In my testing currently, the API key has read and write access to every scope available, and this is in our parent CID. The following example below works just fine in a specific CID.
Code:
$ClientID=’%REDACTED%’
$Secret=’%REDACTED%’
$BaseURL=”https://api.us-2.crowdstrike.com”
Request-FalconToken -ClientId $ClientID -ClientSecret $Secret
Error:
Write-Result : {"code":403,"message":"access denied, authorization failed"}
Alternative:
Request-FalconToken -ClientId $ClientID -ClientSecret $Secret -MemberCid $MemberCid
Results:
This works as expected, and the Test-FalconToken states the token is true and I can run commands against the CID in question.
Top level issue(s):
- If I wanted to get into my parent CID and pull a list of all the CID's in our ecosystem there is no way to do this currently.
- I am suspecting because of this issue, this is why falcon-mcp is failing to authenticate to the tenant.

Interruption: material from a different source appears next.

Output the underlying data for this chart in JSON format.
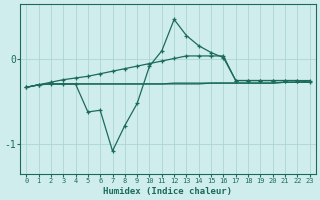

API clients created in parent CIDs can be used two ways:
- Authenticate with the parent CID
- Authenticate with a child CID by using
MemberCid
Assuming you have created the client in your parent CID, the first example you provided should allow you to authenticate. Request-FalconToken works as expected in the Flight Control environment I have available for testing.
If you are using a parent/child setup (i.e. not grandparent/parent/child), try re-creating the API client. I'm not sure how a grandparent CID might complicate the use of the API client.
If that does not resolve your issue, a support ticket with CrowdStrike might be your next step to have someone review the backend API logs.